I’ve looked after this bottle for more than thirty years since my Father gave it to me, unceremoniously saying “Keep this a little while, it’ll improve with age”. His gift wasn’t linked to anything specific but I now realise that buying a number of these bottles had been his own way of marking his sixtieth birthday.

The cork largely held together, it’s always tricky performing the extraction on these old bottles. The wine was good, a fine old claret, neither gone tawny and changed its balance overall nor gone thin. Just a rounded, clear, strong and delicately fine claret. The nose now subtle but terrific and distinctive, the main impression in the mouth was sophistication rather than all-out strength and a lingering after-taste as the ancient vintage receded in to memory.

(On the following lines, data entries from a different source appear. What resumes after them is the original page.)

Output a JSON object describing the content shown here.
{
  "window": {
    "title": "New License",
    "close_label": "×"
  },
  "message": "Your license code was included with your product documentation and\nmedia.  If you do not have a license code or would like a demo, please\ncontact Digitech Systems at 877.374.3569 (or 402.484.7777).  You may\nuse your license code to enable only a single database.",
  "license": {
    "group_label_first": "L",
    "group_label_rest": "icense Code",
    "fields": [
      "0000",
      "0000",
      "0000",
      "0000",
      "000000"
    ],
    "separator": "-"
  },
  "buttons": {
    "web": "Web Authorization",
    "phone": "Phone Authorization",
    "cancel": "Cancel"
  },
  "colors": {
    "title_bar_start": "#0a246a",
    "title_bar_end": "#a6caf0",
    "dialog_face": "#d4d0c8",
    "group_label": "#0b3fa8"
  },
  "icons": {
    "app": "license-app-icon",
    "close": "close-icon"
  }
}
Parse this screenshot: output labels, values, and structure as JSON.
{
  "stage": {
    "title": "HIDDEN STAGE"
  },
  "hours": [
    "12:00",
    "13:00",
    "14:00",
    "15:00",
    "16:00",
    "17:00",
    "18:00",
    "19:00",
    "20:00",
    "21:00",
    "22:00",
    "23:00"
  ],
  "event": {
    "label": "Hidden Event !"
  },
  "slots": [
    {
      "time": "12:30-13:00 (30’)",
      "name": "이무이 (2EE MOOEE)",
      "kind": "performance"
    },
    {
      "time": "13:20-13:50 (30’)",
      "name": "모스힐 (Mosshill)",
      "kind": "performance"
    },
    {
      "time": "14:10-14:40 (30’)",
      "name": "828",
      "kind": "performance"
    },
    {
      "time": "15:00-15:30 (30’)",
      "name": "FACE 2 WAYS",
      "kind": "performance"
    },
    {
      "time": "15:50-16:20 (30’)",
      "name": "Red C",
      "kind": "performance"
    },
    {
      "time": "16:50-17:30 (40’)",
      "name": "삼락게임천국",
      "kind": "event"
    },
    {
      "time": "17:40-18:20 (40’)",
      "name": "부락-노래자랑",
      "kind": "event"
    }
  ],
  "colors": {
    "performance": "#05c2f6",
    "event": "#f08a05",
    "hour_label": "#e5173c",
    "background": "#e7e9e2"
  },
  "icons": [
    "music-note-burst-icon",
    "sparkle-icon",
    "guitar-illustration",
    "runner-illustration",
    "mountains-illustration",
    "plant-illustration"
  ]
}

1984, the mythic year of George Orwell’s dystopian novel, had been a good year for me. I’d moved in to this house a year or so previously. I was consolidating my friends, acquaintances and lovers now I was no longer motorbike riding in from Berkshire but closer in for work on LWT television outside broadcasts. A motorbike holiday to the Swiss Alps and then on to meet with London biker friends in a gîte we had hired in the Dordogne. And also a short holiday to Los Angeles and Kauai.
So cheers to my Father’s gift, we enjoyed it along with a side of beef which I roasted to the long-standing methods of Delia, just I would have done in back in 1984.
And the reason to drink it now? It felt the right time, and yes, it was.